Первое свидетельство этого — появление в «Сне в летнюю ночь» типа положительного героя из среды демократической разночинной интеллигенции в лице сельского учителя Крамольникова. Это типичная фигура самоотверженного общественного деятеля 70-х годов, работающего непосредственно среди народа. Он один из тех, о ком В. И. Ленин говорил: «…разночинцы — главным образом, учащаяся молодежь, учителя и другие представители интеллигенции — старались просветить и разбудить спящие крестьянские массы».[40] Трагические судьбы этих людей Салтыков имел в виду, когда в письме к П. В. Анненкову от 30 октября (11 ноября) 1875 г. резко отзывался о политике преследования народников со стороны правительства, начавшего к тому времени массовые репрессии против них. О таком именно финале деятельности Крамольникова свидетельствует упоминание в конце рассказа о расправе с «бунтовщиками». Фигура Крамольникова, невозмутимо встретившего «усмирителей», приобретает истинно драматический характер и заставляет представить его дальнейшую судьбу подобной судьбе непочтительного Короната из «Благонамеренных речей», который в результате своей деятельности «вынырнул <…> в том месте, где Макар телят не гонял».
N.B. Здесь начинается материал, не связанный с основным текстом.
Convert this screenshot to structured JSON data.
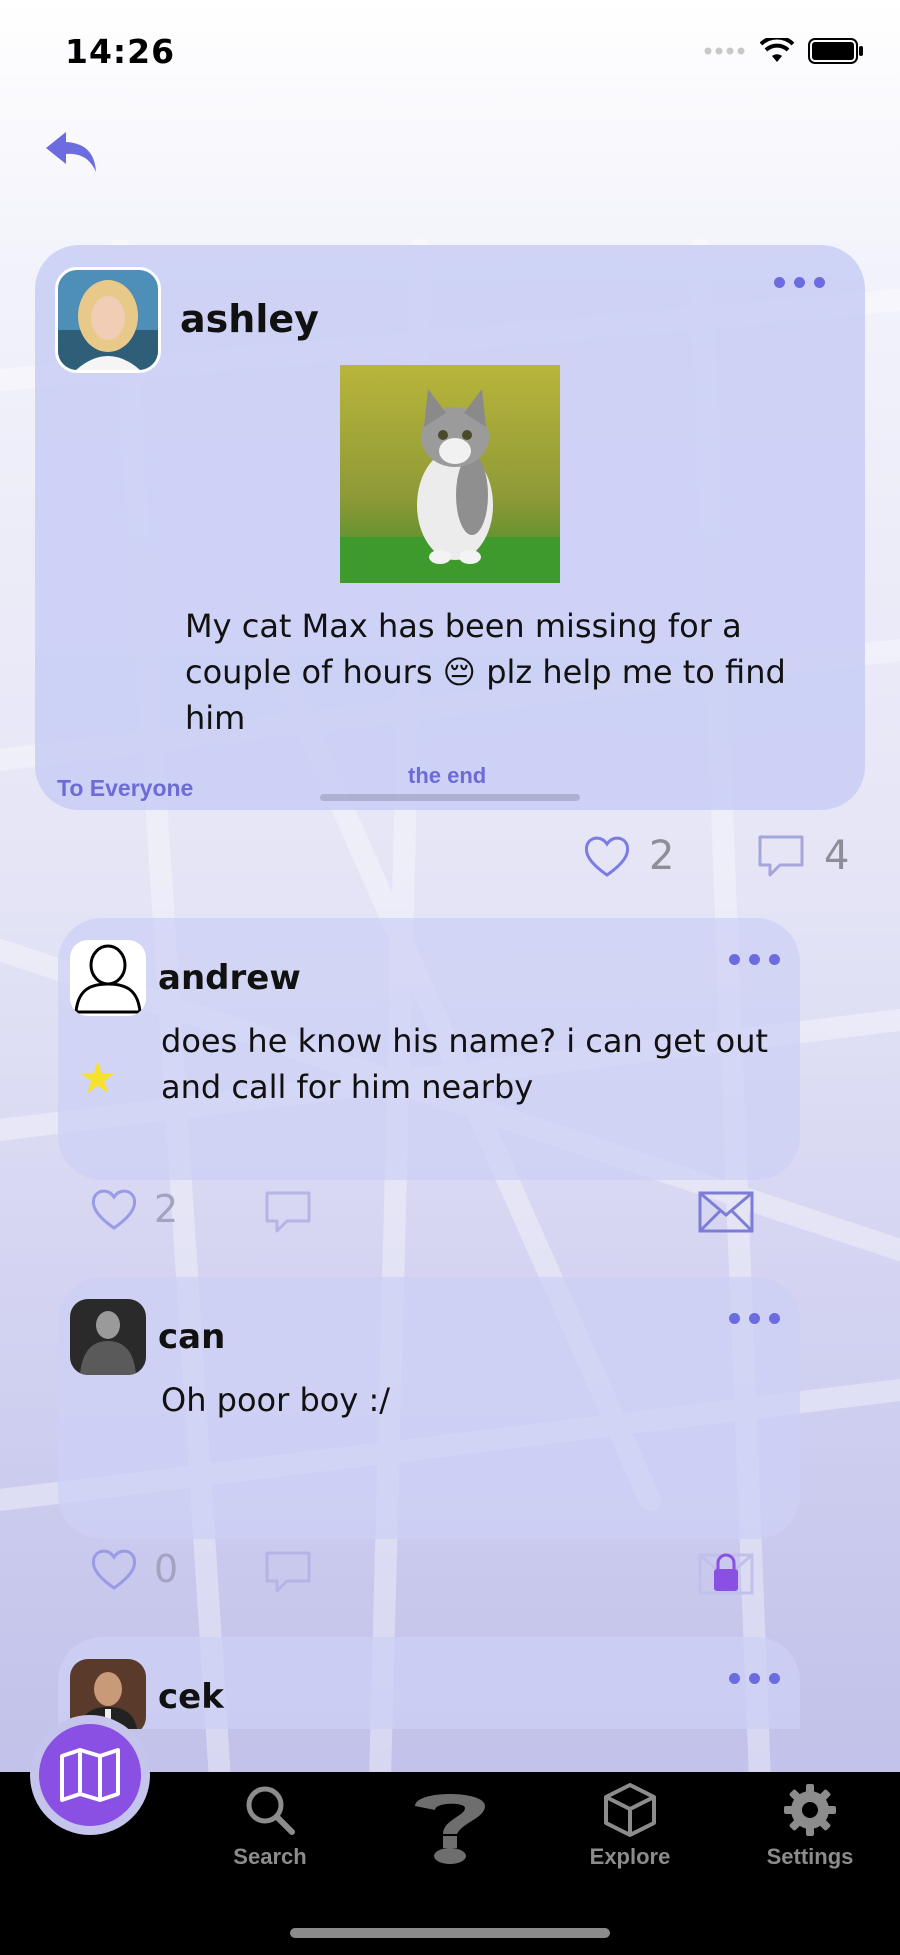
{
  "status_bar": {
    "time": "14:26"
  },
  "post": {
    "username": "ashley",
    "text": "My cat Max has been missing for a couple of hours 😔 plz help me to find him",
    "audience": "To Everyone",
    "end_label": "the end",
    "likes": "2",
    "comments": "4"
  },
  "comments": [
    {
      "username": "andrew",
      "text": "does he know his name? i can get out and call for him nearby",
      "likes": "2"
    },
    {
      "username": "can",
      "text": "Oh poor boy :/",
      "likes": "0"
    },
    {
      "username": "cek",
      "text": ""
    }
  ],
  "tabbar": {
    "search_label": "Search",
    "explore_label": "Explore",
    "settings_label": "Settings"
  },
  "colors": {
    "accent": "#6c6ce0",
    "card": "#c4caf5",
    "fab": "#8a4fe3",
    "star": "#f7e22b",
    "tabbar": "#000000"
  },
  "icons": {
    "back": "back-arrow-icon",
    "more": "more-dots-icon",
    "like": "heart-icon",
    "comment": "comment-bubble-icon",
    "message": "envelope-icon",
    "locked": "lock-icon",
    "map": "map-icon",
    "search": "search-icon",
    "ask": "question-icon",
    "explore": "cube-icon",
    "settings": "gear-icon"
  }
}
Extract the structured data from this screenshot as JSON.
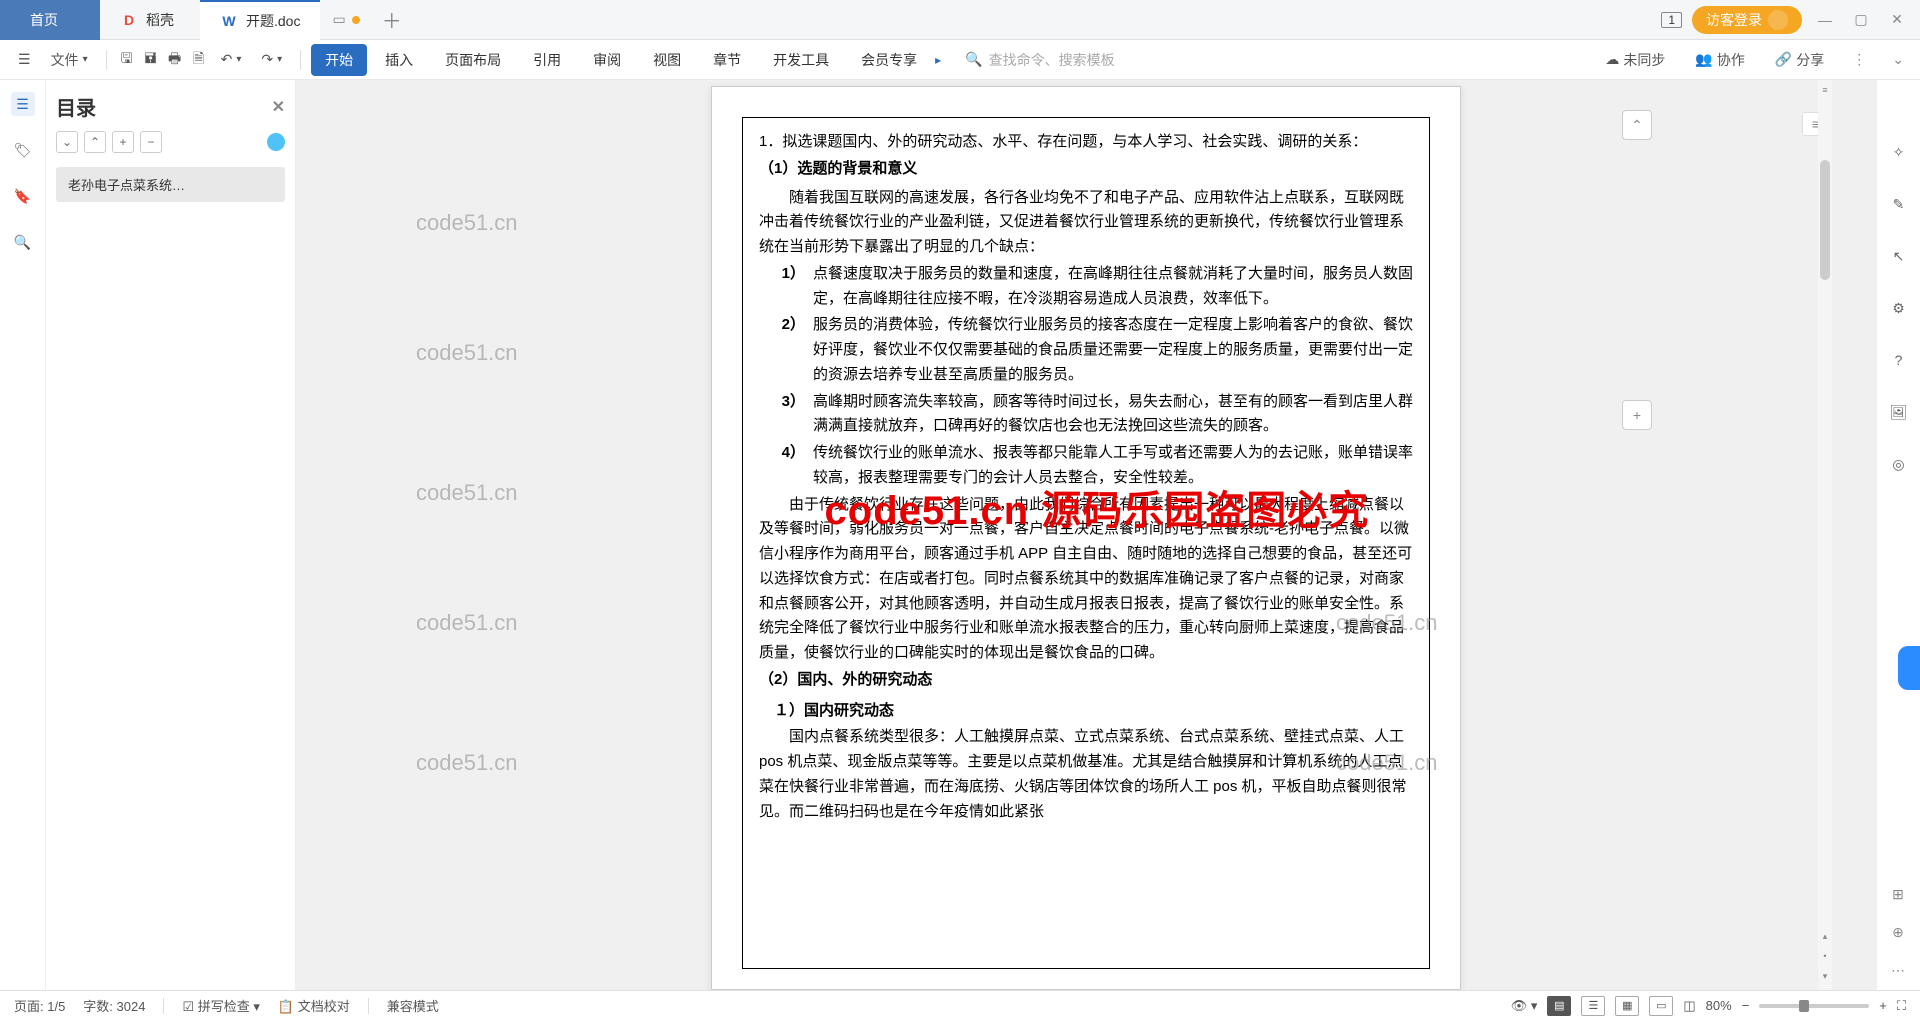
{
  "titleBar": {
    "homeTab": "首页",
    "dockerTab": "稻壳",
    "docTab": "开题.doc",
    "badge": "1",
    "loginLabel": "访客登录"
  },
  "toolbar": {
    "fileMenu": "文件",
    "ribbonTabs": [
      "开始",
      "插入",
      "页面布局",
      "引用",
      "审阅",
      "视图",
      "章节",
      "开发工具",
      "会员专享"
    ],
    "searchPlaceholder": "查找命令、搜索模板",
    "unsyncLabel": "未同步",
    "collabLabel": "协作",
    "shareLabel": "分享"
  },
  "outline": {
    "title": "目录",
    "item1": "老孙电子点菜系统…"
  },
  "doc": {
    "heading": "1．拟选课题国内、外的研究动态、水平、存在问题，与本人学习、社会实践、调研的关系：",
    "h1_1": "（1）选题的背景和意义",
    "p1": "随着我国互联网的高速发展，各行各业均免不了和电子产品、应用软件沾上点联系，互联网既冲击着传统餐饮行业的产业盈利链，又促进着餐饮行业管理系统的更新换代，传统餐饮行业管理系统在当前形势下暴露出了明显的几个缺点：",
    "l1n": "1）",
    "l1": "点餐速度取决于服务员的数量和速度，在高峰期往往点餐就消耗了大量时间，服务员人数固定，在高峰期往往应接不暇，在冷淡期容易造成人员浪费，效率低下。",
    "l2n": "2）",
    "l2": "服务员的消费体验，传统餐饮行业服务员的接客态度在一定程度上影响着客户的食欲、餐饮好评度，餐饮业不仅仅需要基础的食品质量还需要一定程度上的服务质量，更需要付出一定的资源去培养专业甚至高质量的服务员。",
    "l3n": "3）",
    "l3": "高峰期时顾客流失率较高，顾客等待时间过长，易失去耐心，甚至有的顾客一看到店里人群满满直接就放弃，口碑再好的餐饮店也会也无法挽回这些流失的顾客。",
    "l4n": "4）",
    "l4": "传统餐饮行业的账单流水、报表等都只能靠人工手写或者还需要人为的去记账，账单错误率较高，报表整理需要专门的会计人员去整合，安全性较差。",
    "p2": "由于传统餐饮行业存在这些问题，由此我们综合所有因素提出一种可以最大程度上缩减点餐以及等餐时间，弱化服务员一对一点餐，客户自主决定点餐时间的电子点餐系统-老孙电子点餐。以微信小程序作为商用平台，顾客通过手机 APP 自主自由、随时随地的选择自己想要的食品，甚至还可以选择饮食方式：在店或者打包。同时点餐系统其中的数据库准确记录了客户点餐的记录，对商家和点餐顾客公开，对其他顾客透明，并自动生成月报表日报表，提高了餐饮行业的账单安全性。系统完全降低了餐饮行业中服务行业和账单流水报表整合的压力，重心转向厨师上菜速度，提高食品质量，使餐饮行业的口碑能实时的体现出是餐饮食品的口碑。",
    "h1_2": "（2）国内、外的研究动态",
    "h2_1": "１）国内研究动态",
    "p3": "国内点餐系统类型很多：人工触摸屏点菜、立式点菜系统、台式点菜系统、壁挂式点菜、人工 pos 机点菜、现金版点菜等等。主要是以点菜机做基准。尤其是结合触摸屏和计算机系统的人工点菜在快餐行业非常普遍，而在海底捞、火锅店等团体饮食的场所人工 pos 机，平板自助点餐则很常见。而二维码扫码也是在今年疫情如此紧张"
  },
  "watermarks": {
    "wm": "code51.cn",
    "red": "code51.cn 源码乐园盗图必究"
  },
  "statusBar": {
    "page": "页面: 1/5",
    "words": "字数: 3024",
    "spell": "拼写检查",
    "proof": "文档校对",
    "compat": "兼容模式",
    "zoom": "80%"
  }
}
Иронический тон, которым порой окрашено описание деятельности Крамольникова, некоторые черты «благонамеренности», приданные ему (например, его убеждение в том, что слова «потихоньку да полегоньку» должны быть написаны «на знамени истинно разумного русского прогресса»), продиктованы прежде всего цензурными соображениями.
Искренний и страстный защитник интересов мужика, Крамольников противопоставлен мнимым друзьям народа, поведение которых олицетворяет священник Воссияющий, и наглым врагам его, представителям официального хамства в лице шпиона и доносчика волостного писаря Дудочкина, который считает, что народ — это «стадо свиней», «не чествовать, а пороть его следует».
Речь Крамольникова на юбилейном чествовании крестьянина — кульминационный момент рассказа и заключает в себе, по указанию самого автора, главную мысль его, соответствующую взглядам на крестьянство и самого Салтыкова.
Крестьянская масса, которая представляется «людям культуры» только «бесконечным муравейником», для Салтыкова — обширный мир явлений, имеющих «свои характеристические особенности, свои требования, свои идеалы». Духовное оскудение «людей культуры» Салтыков прямо связывает с отказом от наблюдений этого мира, изобилующего «отличнейшими подвигами» и «благородными биографиями», подобными жизни старика Ипполита Моисеевича Голопятова. Вместе с тем в соответствии с требованиями революционно-демократической эстетики и собственными убеждениями, что «народ» — настолько сильная личность, что может вынести всякую правду (письмо к И. И. Ясинскому от 15 декабря 1882 г.), Салтыков, изображая крестьян, трезво оценивает неприглядные стороны народного характера, воспитанные веками нужды и бесправия. В сцене деревенской сходки он демонстрирует крестьянскую темноту, политическую пассивность, стремление уклониться от ответственности. В речи Крамольникова к крестьянам обращены горькие упреки, вызванные их взаимной враждой и ожесточением, забитостью их жен и матерей.
Необходимо при этом учитывать прямое указание Салтыкова в его письме к А. Н. Плещееву от 2 (14) октября 1875 г.: то, что в обрисовке крестьян «кажется отрицательным, есть не что иное, как уступка цензурным требованиям». Действительно, из текста рассказа видно, что пассивность и дух повиновения не так уж свойственны крестьянам, как это может показаться на первый взгляд: на сходке они признаются, что «в старину», то есть до реформы, «были бунтовщиками», да и теперь брань и угрозы не столько пугают их, сколько вызывают противодействие (само предложение праздновать юбилей было принято под влиянием «горькой обиды», нанесенной шпионом Дудочкиным).
Салтыков подробно рисует процесс расслоения крестьянства после реформы: антагонизм между беднотой и растущей деревенской буржуазией, процесс «раскрестьяниванья» и уход в город на заработки, надзор со стороны церкви, усиление шпионажа, вызванное хождением в народ, — все темные стороны пореформенной действительности, сочетающиеся с еще не изжитыми остатками крепостничества.
В финале рассказа, используя систему эзоповского языка, сатирик провел через цензурные препятствия мысль о полной недоступности для русского крестьянина каких бы то ни было жизненных радостей.
Драматизм изображения судеб народа в контрастном противопоставлении миру эксплуататоров сближает «Сон в летнюю ночь» с такими позднейшими произведениями Салтыкова, как сказки и «Пошехонская старина».